Monckbury s’arrêta pour juger de l’effet produit par ce mot gros d’épouvantes… Clapham était atterré. Monckbury continua :

— Vous comprenez, ceci de bouche à oreille. C’est l’événement du jour, mais personne n’est absolument fixé… Je tiens ces détails du jeune Middleton, un habitué de la maison. Le fait positif, Clapham, c’est que tous ceux qui ont de l’argent déposé chez Beaumont-Barcley & Co. s’empressent de le retirer, et que, si vous êtes dans ce dernier cas, vous ferez bien de les imiter ; la prudence, voyez-vous, n’a jamais nui à personne.

— Ce que vous me dites là, Monckbury, m’étonne au suprême degré. C’est à n’y pas croire !… Old London & Hull Bank, mais cela faisait des affaires d’or !… Je sais de bonne part qu’un jour Beaumont acheta comptant, remarquez bien, comptant, dans Glascow street, un terrain immense, de quoi faire dix-huit maisons et qu’il le paya argent sur table, deux millions trois cent quarante mille francs. C’était une affaire superbe ; mais je vous le demande, quel est le banquier qui peut ainsi retirer du jour au lendemain neuf cent mille livres de ses affaires, sans qu’il y paraisse ?

— Je vous répète encore, Clapham, que, pour ce qui est de la vente de ses immeubles et de cette opération colossale, si désastreuse pour lui, qu’il aurait faite avec Nathan, ce sont des on dit, des suppositions purement gratuites ; personne n’en sait rien officiellement… ; mais, quant aux pertes considérables qu’il vient d’essuyer, quant à la baisse énorme des valeurs qu’il avait en portefeuille et à la débâcle des tramways de Hongrie où il était principal actionnaire, quant au refus qu’on a fait de son papier à la Banque d’Angleterre, cela, ce sont des faits positifs et palpables… Qu’il s’en relèvera, c’est possible, quoique, vous savez, mon cher, des carreaux comme ceux-là, une fois cassés…, et on dit la situation très tendue. Du reste, où diable voulez-vous qu’il escompte maintenant ? Vous aurez beau dire, la chose est si soudaine, si inattendue ! Ce n’est pas quelques mille livres qui peuvent ruiner Beaumont, croyez-moi…

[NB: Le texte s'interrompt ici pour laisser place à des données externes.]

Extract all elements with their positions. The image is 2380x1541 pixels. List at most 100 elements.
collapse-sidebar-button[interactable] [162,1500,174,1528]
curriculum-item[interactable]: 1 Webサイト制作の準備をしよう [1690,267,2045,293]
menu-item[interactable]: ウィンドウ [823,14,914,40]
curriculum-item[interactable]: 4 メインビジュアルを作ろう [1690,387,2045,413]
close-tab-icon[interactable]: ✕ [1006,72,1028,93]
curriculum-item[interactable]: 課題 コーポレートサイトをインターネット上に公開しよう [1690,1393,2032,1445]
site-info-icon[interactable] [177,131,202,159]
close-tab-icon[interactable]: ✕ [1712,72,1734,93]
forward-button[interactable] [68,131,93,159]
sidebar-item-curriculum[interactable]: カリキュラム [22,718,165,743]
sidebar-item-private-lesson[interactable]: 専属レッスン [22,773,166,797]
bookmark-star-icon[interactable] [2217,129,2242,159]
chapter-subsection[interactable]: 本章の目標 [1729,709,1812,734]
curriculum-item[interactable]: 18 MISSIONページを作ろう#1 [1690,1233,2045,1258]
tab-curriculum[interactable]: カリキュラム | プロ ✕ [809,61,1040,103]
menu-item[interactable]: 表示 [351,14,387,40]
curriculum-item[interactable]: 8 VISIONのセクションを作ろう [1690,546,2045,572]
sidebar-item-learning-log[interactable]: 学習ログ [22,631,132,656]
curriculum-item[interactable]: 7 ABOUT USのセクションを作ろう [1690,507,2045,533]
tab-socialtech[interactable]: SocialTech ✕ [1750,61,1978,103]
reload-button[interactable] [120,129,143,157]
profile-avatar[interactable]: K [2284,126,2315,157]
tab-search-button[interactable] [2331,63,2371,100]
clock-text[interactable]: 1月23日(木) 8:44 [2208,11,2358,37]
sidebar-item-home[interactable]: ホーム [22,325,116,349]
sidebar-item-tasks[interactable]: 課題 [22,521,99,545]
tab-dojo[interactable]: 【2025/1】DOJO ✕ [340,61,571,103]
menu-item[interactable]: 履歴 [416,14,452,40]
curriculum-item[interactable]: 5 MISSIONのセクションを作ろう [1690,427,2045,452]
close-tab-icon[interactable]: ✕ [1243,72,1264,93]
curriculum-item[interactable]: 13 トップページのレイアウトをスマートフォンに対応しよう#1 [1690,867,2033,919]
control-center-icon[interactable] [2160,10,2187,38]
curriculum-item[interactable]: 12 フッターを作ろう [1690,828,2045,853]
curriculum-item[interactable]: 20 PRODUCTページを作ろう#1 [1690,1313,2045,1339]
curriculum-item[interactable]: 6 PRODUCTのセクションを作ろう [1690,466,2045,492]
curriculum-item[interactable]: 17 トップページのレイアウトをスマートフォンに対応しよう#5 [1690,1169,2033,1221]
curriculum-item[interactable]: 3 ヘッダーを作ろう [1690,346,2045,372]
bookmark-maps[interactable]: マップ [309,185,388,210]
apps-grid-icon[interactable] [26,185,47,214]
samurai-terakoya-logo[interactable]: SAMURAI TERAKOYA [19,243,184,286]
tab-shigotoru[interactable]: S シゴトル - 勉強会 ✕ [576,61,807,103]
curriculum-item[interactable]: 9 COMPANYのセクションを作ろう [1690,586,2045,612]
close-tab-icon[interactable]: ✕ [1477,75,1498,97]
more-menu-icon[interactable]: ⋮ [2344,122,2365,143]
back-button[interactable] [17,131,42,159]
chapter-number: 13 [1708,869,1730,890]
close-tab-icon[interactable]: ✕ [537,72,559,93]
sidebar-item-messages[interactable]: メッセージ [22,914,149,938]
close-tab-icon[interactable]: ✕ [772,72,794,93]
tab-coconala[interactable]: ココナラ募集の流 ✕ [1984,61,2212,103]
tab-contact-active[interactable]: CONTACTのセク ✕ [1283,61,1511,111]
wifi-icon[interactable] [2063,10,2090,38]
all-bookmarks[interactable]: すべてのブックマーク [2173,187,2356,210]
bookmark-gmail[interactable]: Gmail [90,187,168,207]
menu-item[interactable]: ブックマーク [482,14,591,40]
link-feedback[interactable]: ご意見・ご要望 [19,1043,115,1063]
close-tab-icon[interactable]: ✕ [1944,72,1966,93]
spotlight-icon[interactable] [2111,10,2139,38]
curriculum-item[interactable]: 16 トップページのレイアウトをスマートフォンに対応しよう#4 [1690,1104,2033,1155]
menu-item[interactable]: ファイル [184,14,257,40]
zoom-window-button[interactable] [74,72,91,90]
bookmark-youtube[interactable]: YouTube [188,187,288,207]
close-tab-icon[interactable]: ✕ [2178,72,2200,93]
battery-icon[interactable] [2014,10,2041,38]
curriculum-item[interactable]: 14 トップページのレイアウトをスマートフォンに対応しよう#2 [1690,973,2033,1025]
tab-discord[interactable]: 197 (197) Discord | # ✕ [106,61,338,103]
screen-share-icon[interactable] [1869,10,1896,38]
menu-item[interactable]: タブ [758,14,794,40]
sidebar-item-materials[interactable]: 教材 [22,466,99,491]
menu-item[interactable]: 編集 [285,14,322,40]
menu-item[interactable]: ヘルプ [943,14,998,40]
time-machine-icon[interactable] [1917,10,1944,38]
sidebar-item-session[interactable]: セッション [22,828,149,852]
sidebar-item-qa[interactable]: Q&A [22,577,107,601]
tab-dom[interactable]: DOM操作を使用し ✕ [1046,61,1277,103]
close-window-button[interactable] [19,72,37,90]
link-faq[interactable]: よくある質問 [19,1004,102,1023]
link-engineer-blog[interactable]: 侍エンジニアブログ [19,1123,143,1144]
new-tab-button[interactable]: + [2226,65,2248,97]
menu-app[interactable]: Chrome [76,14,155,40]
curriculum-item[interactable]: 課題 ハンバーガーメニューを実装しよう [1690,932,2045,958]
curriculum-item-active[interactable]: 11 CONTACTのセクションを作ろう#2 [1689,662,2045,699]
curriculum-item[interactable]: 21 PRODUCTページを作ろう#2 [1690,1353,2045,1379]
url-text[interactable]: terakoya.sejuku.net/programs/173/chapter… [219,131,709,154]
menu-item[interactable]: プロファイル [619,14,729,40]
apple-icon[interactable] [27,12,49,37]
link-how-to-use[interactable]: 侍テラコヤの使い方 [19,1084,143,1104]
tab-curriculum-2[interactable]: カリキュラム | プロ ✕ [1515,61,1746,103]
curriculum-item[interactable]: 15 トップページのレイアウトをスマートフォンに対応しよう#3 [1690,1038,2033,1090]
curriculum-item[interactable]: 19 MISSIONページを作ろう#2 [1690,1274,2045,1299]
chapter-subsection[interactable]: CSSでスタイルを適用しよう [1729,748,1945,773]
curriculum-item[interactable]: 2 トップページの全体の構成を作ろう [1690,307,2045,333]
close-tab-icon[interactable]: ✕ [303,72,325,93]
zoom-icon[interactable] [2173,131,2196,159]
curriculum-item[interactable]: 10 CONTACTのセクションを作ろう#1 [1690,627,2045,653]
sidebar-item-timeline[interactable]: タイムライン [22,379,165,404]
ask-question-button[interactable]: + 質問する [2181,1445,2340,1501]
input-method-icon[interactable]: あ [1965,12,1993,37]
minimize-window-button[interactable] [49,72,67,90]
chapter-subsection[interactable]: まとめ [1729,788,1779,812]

— Quelques mille livres !…

— Et puis, il est riche ; sa femme lui a certainement laissé une belle fortune ; et la dot de sa fille, quatre-vingt mille livres ! et sa tante qui a, dit-on, un fort joli pécule…

— Oui, miss Crach est intéressée pour une somme assez ronde, je crois ; mais bonnement, supposez-vous par hasard qu’elle va la lui laisser ? Vous êtes naïf, mon très cher, permettez-moi de vous le dire ; vous connaissez peu l’humaine nature et particulièrement les vieilles filles, si vous pouvez penser sérieusement à une chose aussi improbable, aussi absolument impossible ! Si Beaumont ne compte que sur sa tante pour sortir d’embarras, on peut jurer bravement que Old London & Hull Bank est perdue, irrévocablement perdue.

Ayant dit, l’honorable Jack Monckbury regarda l’heure à sa montre, boutonna sa redingote, tendit la main à Clapham et se disposa à quitter la Bourse.

— Vous voit-on ce soir au club, Monckbury ?

— Ce soir…, eh ! non, impossible ; je suis de corvée, je conduis Jane et Polly au bal.